The Ruebs and their mothers and Anna rode, with other babies and parents, in an ambulance to Woman’s Hospital in Baton Rouge, which would ultimately take in more than 100 infants from New Orleans hospitals.

“I don’t remember that many details. It had been so stressful,” Corine Rueb said of her travel and arrival here.

“We had this impression of (things being) so busy. All these babies coming in,” she said.

“I remember when we got here, I kind of let go. ‘Just let you do your job,’” she thought, as she saw the doctors and nurses on hand. “I started sleeping again.”

But, first, she asked to have a breast pump. She had been using one to provide her baby with breast milk, since Anna was born.

“It was the only thing I could do for Anna. We had to let others do (for her). It’s so hard to let others take care of your baby,” Corine Rueb said.

Once they arrived in Baton Rouge, and Anna was admitted to the Woman’s Hospital N.I.C.U., the couple and their mothers were taken in by obstetrician and gynecologist Dr. F.A. Moore III and his wife, Karen, who had volunteered along with others to provide places to stay for incoming families.

Six days later, Corine Rueb and her daughter were flown back to the Netherlands, in a Lear jet sent here by the Netherlands government, with Carel Rueb traveling at the same time on a commercial flight.

Also on the Lear jet from the Netherlands, providing care for Anna, said Dr. Moore, was a neonatologist, a respiratory therapist and a registered nurse.

Before the Ruebs returned to the Netherlands, arrangements had to be made to provide a temporary passport for Anna, for her arrival in her parents’ homeland.

During their visit to Louisiana in mid-August, Carel and Corine Rueb and their daughter visited with nurses like Jenny Silbemagel, Karen Guillory and Laurel Kitto, now manager of the N.I.C.U., who remembered the couple from the Netherlands.

The Ruebs also got to say hello to Dr.

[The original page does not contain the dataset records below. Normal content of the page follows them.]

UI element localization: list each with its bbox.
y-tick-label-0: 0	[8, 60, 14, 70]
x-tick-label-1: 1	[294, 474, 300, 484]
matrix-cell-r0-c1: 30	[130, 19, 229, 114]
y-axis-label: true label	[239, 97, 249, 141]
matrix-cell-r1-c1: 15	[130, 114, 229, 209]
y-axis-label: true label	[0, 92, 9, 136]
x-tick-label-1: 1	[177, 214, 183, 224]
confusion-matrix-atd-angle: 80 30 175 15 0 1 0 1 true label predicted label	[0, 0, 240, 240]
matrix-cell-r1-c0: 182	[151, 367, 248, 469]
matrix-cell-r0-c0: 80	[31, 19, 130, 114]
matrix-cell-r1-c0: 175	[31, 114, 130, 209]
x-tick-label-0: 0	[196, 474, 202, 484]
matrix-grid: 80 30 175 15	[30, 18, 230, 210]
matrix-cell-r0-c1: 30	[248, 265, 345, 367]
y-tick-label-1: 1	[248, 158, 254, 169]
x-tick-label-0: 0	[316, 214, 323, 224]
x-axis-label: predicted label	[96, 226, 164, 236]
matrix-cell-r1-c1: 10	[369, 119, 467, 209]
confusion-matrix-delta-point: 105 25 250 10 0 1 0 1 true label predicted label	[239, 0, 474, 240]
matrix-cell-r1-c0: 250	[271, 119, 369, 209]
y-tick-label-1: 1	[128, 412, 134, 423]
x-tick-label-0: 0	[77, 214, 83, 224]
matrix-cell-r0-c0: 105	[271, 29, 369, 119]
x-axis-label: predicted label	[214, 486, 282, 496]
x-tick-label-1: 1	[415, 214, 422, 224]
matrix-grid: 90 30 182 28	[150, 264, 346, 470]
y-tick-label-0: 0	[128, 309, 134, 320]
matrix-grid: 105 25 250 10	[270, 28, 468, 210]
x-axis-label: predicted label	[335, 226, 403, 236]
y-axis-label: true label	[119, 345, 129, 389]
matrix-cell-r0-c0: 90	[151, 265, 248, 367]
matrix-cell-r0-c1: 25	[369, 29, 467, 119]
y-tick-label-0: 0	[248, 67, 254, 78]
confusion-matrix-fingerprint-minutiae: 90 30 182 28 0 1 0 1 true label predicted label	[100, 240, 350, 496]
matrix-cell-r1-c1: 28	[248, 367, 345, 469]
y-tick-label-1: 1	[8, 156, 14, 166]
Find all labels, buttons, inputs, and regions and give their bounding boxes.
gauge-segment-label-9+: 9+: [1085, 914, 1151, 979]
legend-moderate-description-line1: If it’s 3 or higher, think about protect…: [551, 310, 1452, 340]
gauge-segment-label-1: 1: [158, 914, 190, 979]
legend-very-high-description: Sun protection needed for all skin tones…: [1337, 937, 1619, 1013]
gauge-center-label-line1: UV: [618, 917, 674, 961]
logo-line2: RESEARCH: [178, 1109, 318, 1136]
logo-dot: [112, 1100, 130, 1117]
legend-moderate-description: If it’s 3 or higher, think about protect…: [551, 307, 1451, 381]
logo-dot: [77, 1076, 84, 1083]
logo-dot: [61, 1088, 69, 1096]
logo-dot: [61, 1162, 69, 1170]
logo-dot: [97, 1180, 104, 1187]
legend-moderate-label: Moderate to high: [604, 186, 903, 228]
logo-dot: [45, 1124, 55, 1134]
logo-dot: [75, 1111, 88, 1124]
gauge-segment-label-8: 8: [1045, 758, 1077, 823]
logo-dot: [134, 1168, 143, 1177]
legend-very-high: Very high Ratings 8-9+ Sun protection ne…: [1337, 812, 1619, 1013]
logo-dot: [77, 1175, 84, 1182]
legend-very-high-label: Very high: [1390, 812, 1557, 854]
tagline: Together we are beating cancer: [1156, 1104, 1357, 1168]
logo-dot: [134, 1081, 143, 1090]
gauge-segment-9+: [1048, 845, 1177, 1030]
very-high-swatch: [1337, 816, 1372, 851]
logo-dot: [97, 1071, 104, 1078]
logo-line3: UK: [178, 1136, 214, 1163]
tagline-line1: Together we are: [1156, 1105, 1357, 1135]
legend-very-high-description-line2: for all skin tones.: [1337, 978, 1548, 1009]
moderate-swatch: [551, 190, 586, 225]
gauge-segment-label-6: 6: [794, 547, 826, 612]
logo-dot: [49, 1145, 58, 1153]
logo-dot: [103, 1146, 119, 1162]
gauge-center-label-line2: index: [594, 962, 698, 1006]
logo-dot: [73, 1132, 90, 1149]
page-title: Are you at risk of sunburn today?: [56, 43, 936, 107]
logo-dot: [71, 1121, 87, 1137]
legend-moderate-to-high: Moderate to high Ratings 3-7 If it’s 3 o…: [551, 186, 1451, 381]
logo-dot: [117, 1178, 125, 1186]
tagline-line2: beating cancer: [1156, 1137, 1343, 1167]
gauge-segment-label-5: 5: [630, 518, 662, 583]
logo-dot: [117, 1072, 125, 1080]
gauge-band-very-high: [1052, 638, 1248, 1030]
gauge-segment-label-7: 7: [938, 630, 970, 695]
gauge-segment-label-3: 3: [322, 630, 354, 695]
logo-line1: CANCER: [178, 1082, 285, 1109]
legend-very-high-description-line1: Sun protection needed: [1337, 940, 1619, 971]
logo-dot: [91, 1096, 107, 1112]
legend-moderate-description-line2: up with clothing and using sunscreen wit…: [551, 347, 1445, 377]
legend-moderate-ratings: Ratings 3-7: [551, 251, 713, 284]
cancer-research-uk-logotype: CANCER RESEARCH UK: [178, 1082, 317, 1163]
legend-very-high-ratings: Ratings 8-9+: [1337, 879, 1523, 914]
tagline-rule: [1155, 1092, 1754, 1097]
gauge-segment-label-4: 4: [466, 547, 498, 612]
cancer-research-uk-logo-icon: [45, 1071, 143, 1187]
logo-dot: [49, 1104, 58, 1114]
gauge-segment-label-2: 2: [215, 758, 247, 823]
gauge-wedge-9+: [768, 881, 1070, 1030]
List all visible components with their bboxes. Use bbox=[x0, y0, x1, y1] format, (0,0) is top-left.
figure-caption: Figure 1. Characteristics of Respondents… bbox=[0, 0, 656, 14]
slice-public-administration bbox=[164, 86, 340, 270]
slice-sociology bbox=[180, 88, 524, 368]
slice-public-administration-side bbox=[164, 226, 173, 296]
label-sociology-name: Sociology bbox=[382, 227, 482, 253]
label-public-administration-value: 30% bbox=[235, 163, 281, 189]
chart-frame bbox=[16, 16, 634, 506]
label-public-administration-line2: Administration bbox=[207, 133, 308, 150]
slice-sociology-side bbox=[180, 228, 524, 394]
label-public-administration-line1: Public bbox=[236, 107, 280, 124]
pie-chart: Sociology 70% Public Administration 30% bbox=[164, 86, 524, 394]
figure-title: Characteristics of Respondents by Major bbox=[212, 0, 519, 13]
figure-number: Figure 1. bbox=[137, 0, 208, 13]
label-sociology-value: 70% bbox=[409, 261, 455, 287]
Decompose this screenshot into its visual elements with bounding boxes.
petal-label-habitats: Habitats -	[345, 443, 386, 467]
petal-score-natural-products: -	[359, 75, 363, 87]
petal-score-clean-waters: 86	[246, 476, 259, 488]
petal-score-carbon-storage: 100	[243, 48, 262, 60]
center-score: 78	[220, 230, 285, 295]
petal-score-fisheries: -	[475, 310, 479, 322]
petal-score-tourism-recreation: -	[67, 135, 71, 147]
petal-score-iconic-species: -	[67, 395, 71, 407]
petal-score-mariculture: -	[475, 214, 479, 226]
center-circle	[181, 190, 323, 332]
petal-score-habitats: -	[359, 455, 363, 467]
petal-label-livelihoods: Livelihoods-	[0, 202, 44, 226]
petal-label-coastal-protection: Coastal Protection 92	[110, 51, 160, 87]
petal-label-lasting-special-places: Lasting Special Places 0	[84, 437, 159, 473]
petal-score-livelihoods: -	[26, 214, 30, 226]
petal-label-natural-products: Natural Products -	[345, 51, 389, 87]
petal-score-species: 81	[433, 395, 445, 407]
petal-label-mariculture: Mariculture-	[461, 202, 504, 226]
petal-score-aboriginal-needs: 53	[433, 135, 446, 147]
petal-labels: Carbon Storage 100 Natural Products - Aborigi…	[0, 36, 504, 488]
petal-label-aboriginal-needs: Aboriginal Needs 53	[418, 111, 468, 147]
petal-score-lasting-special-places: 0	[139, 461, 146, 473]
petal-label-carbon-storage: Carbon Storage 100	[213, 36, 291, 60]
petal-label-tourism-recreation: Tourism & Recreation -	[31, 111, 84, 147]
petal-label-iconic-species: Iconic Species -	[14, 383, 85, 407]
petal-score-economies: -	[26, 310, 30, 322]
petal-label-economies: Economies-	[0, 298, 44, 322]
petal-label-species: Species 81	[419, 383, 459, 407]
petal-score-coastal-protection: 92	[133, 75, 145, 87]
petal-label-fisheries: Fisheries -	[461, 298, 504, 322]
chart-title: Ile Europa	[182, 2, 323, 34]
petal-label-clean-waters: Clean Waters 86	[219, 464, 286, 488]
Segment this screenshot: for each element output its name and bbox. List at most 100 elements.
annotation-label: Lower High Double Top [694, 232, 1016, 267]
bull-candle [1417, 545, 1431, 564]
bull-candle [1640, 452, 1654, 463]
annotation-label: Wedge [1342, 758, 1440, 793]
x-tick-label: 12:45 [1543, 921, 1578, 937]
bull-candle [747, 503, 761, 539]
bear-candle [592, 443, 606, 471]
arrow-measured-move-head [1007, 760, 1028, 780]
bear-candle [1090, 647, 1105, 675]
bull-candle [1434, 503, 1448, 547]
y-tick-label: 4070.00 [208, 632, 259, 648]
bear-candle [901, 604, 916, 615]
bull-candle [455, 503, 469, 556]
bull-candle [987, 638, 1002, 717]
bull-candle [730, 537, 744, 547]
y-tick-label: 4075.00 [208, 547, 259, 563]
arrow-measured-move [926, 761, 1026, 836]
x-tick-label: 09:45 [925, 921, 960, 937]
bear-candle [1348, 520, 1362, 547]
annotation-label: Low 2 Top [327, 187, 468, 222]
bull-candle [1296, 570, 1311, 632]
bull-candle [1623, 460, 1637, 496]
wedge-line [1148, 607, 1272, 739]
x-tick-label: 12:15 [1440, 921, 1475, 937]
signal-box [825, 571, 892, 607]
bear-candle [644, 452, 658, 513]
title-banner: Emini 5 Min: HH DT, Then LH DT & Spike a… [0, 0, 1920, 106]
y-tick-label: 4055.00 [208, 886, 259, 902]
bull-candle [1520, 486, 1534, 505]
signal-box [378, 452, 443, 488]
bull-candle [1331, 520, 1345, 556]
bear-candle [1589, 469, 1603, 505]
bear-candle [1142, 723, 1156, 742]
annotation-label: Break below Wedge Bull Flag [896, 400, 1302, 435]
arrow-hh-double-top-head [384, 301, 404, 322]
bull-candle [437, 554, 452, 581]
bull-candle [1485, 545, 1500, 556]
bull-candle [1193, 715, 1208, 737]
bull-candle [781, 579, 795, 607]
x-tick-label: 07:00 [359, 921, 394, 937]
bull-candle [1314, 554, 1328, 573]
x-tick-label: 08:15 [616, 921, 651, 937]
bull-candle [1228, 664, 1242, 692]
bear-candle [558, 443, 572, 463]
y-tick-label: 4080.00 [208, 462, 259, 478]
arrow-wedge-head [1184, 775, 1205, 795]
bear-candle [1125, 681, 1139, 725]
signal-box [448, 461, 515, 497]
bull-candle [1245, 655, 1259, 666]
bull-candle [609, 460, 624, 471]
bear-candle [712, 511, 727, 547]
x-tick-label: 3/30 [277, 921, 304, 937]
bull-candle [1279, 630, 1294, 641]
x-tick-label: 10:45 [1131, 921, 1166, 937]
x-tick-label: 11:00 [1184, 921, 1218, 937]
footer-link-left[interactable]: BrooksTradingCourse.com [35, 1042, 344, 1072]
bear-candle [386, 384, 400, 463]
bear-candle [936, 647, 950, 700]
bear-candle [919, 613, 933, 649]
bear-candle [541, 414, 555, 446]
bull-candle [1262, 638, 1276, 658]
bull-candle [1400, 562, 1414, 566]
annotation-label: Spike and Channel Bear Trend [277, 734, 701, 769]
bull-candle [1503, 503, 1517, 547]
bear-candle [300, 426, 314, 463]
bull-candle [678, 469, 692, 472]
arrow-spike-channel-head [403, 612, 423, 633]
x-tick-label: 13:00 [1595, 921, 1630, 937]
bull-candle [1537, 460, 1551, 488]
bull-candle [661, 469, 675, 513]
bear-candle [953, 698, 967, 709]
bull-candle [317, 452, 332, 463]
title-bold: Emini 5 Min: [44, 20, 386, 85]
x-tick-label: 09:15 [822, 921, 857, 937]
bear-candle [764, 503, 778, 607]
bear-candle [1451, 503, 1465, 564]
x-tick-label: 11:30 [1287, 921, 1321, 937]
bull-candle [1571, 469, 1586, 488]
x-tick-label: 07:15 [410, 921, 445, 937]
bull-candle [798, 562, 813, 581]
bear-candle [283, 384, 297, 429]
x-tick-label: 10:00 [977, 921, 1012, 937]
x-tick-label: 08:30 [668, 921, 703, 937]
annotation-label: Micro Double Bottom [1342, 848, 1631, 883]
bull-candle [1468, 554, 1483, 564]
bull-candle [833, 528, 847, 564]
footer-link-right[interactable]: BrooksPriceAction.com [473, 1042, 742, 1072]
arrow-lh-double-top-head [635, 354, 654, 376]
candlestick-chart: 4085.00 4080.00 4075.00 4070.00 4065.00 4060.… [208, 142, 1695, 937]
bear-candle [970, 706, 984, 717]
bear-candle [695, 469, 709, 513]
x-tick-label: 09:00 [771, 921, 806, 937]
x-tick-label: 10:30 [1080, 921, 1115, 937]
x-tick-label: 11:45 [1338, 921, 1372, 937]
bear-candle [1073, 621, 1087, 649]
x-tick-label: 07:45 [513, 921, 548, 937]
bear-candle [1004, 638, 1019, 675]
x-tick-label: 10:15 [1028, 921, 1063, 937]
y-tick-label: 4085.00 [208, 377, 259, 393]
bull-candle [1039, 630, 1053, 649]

Steven Spedale, chief of neonatology at Woman’s, who coordinated all of the emergency transportations to Woman’s Hospital in the wake of Katrina.

In the days after the storm, babies were arriving by helicopter and ambulance, he said. Some were driven over by their parents and some by physicians, Spedale said.

“Pretty much however they could get out of New Orleans,” he said.

While here, the Ruebs were also able to visit quite a bit with the Moores, who have come to seem like their U.S. family, after providing a temporary home and refuge six years ago.

Anna, who will be starting first grade in September, calls Dr. Moore and his wife, Opa and Oma, grandpa and grandma.

While here, the Ruebs and the Moores visited the Audubon Zoo in New Orleans and the Baton Rouge Zoo.

When asked about her favorite animal — her father translating the question for her — Anna (her name is pronounced “Ah-na”) replied through him that she likes the jaguar best.

She calls it Simba, after the character in the movie, “The Lion King,” her favorite movie, her dad said.

Corine Rueb said that people have told her that Anna, who has “Louisiana” as one of her middle names, should return to her namesake state (there’s even a town in Louisiana named Zwolle in honor of the Dutch town, when she’s 18 and become an LSU Tiger.

Corine Rueb said that just might happen one day.